As blockchains grow larger and are able to process a greater number of transactions, decentralized applications are forced to deal with a veritable firehose of information. This puts strain on the data layer for blockchain and DApps who are required to create the infrastructure to construct and query descriptive data for their users.

At Proxima, we believe that the most efficient way to manage and manipulate the vast quantity of blockchain data is through the use of streams and materialized views. Framing our data system in this manner enables us to improve the data layer performance through parallelization and can be used to merge blockchain information, transform and filter events, create aggregates of accumulated data, and materialize views and documents for DApp-specific schema.
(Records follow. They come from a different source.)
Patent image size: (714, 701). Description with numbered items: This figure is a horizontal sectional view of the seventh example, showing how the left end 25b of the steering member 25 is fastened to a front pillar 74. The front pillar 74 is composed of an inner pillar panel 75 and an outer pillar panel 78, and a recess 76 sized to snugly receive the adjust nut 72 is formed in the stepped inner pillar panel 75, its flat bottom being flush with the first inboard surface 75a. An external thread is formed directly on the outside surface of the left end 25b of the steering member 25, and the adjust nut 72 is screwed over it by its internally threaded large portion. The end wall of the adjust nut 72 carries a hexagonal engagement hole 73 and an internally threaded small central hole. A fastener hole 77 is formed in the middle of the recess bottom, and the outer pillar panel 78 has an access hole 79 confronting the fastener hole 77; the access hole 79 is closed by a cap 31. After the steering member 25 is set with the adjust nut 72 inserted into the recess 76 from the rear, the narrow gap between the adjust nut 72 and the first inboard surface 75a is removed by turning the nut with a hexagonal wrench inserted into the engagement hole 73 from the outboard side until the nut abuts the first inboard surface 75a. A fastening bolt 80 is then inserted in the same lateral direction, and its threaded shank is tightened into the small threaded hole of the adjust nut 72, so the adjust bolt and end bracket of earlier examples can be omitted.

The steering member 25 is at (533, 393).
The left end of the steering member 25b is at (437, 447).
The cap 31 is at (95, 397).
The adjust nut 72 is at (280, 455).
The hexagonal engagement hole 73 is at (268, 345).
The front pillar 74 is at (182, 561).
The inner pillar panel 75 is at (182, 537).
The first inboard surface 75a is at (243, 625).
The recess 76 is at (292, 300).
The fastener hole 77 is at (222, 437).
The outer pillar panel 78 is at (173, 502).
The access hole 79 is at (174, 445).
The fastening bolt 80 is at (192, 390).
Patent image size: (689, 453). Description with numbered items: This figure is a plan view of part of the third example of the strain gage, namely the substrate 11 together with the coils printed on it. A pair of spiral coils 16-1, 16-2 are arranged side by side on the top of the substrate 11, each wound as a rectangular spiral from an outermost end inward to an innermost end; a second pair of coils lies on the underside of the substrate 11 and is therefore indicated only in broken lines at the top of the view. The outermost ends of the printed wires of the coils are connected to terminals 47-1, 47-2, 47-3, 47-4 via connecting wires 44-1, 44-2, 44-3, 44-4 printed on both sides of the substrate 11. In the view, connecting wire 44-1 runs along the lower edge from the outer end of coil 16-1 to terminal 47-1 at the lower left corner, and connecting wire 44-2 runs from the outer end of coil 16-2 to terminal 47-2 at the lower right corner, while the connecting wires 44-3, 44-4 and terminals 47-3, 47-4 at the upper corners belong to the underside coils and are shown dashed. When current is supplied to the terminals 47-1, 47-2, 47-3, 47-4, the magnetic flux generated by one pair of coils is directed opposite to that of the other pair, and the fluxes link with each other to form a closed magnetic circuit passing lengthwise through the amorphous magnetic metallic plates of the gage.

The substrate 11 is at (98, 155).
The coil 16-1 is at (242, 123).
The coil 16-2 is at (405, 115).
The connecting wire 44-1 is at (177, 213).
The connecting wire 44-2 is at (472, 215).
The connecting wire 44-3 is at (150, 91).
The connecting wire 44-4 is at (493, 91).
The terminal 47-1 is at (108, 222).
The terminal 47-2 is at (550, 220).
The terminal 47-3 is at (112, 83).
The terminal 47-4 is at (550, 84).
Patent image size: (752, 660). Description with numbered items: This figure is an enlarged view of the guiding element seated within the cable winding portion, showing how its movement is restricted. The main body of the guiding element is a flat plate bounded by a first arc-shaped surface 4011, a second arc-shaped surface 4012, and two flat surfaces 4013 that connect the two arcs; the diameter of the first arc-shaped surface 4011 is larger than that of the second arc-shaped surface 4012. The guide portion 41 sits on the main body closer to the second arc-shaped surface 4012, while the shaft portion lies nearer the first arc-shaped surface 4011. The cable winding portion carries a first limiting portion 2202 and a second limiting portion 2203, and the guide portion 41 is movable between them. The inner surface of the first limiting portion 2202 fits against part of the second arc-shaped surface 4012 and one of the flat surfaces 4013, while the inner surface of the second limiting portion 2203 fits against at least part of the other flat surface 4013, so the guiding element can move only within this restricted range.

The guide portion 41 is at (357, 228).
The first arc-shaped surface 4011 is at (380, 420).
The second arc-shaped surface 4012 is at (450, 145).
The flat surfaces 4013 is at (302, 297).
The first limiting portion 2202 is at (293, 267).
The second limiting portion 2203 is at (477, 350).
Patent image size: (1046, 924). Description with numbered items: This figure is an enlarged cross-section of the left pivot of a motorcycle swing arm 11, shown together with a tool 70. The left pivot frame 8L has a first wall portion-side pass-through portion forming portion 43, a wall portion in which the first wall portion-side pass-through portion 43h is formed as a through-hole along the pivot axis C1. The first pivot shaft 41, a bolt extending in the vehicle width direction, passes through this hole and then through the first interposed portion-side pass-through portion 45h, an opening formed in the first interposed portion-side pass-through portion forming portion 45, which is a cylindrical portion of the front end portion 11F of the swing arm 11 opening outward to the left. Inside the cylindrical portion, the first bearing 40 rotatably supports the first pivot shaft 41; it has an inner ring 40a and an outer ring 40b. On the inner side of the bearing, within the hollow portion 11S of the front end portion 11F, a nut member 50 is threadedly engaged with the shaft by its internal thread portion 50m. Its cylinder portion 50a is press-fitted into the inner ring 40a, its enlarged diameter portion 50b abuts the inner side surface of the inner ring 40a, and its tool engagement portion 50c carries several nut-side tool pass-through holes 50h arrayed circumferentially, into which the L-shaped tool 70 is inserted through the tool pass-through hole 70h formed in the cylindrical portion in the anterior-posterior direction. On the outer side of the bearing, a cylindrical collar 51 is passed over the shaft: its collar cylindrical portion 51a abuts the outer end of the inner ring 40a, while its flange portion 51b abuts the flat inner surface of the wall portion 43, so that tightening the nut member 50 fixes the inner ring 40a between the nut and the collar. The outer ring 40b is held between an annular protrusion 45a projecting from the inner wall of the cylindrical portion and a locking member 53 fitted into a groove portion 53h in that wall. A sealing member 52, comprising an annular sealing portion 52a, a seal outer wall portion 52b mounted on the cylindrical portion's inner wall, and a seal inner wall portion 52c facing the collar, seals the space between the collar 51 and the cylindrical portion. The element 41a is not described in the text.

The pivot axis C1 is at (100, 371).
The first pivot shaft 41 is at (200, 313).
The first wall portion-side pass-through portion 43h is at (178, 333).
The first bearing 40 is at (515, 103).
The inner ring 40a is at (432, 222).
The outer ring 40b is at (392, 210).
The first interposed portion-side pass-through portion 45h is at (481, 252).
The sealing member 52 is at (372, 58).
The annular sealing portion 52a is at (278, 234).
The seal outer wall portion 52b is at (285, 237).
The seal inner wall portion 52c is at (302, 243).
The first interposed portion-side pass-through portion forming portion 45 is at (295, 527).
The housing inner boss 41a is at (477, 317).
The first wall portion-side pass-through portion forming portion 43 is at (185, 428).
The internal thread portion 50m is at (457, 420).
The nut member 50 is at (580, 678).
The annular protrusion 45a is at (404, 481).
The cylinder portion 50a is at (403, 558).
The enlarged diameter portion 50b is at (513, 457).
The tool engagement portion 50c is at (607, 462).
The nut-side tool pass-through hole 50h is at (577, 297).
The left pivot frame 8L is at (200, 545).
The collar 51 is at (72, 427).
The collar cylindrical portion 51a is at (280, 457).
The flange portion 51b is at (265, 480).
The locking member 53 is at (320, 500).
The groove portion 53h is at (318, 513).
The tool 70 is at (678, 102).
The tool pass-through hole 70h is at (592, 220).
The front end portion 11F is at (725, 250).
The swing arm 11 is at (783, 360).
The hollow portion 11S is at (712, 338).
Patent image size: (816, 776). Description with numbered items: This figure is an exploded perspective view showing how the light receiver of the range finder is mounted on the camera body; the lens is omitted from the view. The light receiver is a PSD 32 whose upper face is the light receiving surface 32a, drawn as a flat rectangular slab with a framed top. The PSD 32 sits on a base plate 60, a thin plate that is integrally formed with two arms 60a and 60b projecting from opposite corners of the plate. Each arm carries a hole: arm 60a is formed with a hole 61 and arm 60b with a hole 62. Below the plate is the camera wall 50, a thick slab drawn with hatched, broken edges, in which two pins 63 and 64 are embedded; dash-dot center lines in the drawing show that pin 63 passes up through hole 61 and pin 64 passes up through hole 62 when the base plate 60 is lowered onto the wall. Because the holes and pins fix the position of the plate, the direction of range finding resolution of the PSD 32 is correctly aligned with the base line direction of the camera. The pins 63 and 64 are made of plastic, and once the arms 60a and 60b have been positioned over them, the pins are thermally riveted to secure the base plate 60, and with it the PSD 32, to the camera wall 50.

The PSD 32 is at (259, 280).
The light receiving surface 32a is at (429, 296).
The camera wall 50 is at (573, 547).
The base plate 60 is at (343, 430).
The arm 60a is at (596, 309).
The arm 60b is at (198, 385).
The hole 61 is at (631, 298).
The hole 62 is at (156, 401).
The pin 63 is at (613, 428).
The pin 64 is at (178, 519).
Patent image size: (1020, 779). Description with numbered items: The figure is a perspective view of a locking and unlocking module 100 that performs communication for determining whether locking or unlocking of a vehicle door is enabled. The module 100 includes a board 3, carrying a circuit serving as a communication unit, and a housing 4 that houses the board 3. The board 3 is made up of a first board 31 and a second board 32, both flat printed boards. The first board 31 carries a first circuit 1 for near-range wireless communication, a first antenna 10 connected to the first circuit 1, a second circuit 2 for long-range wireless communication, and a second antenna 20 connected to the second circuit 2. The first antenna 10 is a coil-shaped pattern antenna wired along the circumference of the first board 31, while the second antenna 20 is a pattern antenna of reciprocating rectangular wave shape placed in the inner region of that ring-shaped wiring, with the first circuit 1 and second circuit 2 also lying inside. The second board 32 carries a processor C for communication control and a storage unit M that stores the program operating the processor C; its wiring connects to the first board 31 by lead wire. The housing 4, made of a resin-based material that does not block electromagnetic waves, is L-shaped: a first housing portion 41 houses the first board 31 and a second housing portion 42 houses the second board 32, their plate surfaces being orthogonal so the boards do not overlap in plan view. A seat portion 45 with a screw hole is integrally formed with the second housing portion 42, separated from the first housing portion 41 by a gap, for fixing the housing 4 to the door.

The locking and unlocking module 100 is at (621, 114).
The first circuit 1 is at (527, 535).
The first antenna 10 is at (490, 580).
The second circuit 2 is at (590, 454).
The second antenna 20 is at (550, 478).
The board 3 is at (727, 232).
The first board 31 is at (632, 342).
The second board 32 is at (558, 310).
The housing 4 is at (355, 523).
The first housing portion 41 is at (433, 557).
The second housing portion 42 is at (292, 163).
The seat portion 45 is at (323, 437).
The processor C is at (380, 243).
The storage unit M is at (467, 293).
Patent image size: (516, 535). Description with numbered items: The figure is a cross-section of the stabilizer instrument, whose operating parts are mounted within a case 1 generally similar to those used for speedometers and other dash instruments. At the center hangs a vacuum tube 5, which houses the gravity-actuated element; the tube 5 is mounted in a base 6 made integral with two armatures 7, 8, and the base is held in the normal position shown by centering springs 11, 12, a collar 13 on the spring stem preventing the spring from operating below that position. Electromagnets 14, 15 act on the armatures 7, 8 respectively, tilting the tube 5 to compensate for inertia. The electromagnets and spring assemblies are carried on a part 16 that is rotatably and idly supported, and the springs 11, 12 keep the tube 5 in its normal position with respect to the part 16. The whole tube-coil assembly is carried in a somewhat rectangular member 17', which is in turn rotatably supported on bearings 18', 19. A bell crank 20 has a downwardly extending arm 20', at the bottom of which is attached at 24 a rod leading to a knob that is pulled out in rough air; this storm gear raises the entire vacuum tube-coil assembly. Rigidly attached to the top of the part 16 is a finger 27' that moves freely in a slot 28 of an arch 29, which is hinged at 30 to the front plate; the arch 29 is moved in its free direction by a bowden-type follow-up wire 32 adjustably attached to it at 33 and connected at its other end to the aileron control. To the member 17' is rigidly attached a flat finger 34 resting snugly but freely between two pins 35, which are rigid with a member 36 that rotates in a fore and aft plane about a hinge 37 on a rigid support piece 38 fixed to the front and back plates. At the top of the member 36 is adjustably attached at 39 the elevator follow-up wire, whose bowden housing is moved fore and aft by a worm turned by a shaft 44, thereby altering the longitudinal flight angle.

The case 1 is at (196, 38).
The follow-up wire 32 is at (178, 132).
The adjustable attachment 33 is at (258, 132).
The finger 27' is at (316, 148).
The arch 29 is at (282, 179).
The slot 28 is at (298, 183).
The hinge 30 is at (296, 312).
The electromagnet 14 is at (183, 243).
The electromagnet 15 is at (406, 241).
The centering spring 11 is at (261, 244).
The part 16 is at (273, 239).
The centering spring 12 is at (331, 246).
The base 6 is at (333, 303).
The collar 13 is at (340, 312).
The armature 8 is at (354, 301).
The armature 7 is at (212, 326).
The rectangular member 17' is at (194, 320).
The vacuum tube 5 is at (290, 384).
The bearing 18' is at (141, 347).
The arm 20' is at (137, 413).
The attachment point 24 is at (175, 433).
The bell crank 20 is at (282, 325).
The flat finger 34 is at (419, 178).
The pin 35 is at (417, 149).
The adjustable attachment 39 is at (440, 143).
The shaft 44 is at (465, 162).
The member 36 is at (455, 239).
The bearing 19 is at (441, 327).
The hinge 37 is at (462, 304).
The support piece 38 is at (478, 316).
Audit and Streaming Infrastructure

Proxima streams are built to provide users the ability to process and audit streams of data in a fast, and efficient manner. Streams are processed through the Proxima Streaming server, where input events are consumed, processed, and produced to output streams. These output streams can come to represent new events or document updates for schema-specific updates, and can be pushed to a variety of data stores.

Processing Data streams

The data streams and functions are represented in the Proxima implementation through WASM byte code and can be executed on the streaming server, then produced to the corresponding output streams and pushed to any data stores used to track events.

Event stream audits

The structure of an audit represents a path in that graph that can be traced back to validate the origins of a specific piece of data. The audit reference can be written along with the event data. The reference is the combination of the byte code of the event, the location and id of the corresponding events, and the location of the state transitions produced by the evaluation of the functions.

Authenticating Audit Paths

In addition to processing the data and creating the corresponding event streams and materializing views, stream functions, external data, and events are used to audit and verify any piece of data in the Proxima network. Auditing in the Proxima Protocol is based on the ability to utilize, produce, and transform streams of data, and then store and retrieve them in a trustless manner. In order for audits to be used in practice, it is necessary to order, retrieve, and execute the web assembly code on the client-side. In the case of Proxima this audit path can be input into a specific process structure and can be authenticated according to any number of rules.

Each audit link incorporates several parts:

Authentication of aggregation function(s) involves the retrieval of function byte code, and verification of the witness proof.
Retrieval of external data/event streams that sever as inputs. Includes receiving and verifying the witness proof.
Validation and execution of aggregation function using external data and events.

In order to verify in the path for two specific events it is necessary to do the follow: check the correctness of the data, and check the consistency of the data. The Correctness of the data is done by performing state transitions between the events and data in the path.

Example

In order to understand this method in context lets look at a simple audit path for transforming dummy blockchain transfer contract events from raw data into a generalized form. The audit link performs the validation operation between Raw Transfer and function to determine the correctness of the event function handler.

In order to determine the audit meta data and functions are correct it is necessary to have access to a way to authenticate the data and its requests. This includes having a data check for the Transfer and Raw Transfer. In order to prove the correctness and consistency of the data it must be checked with a Merkle witness proof. This can be done for all portions of data used in the function handlers.

In the end, we check the audit by iterating over the nodes within the audit path, and verifying the input value and expected output values, the node meta data, and the function state transition.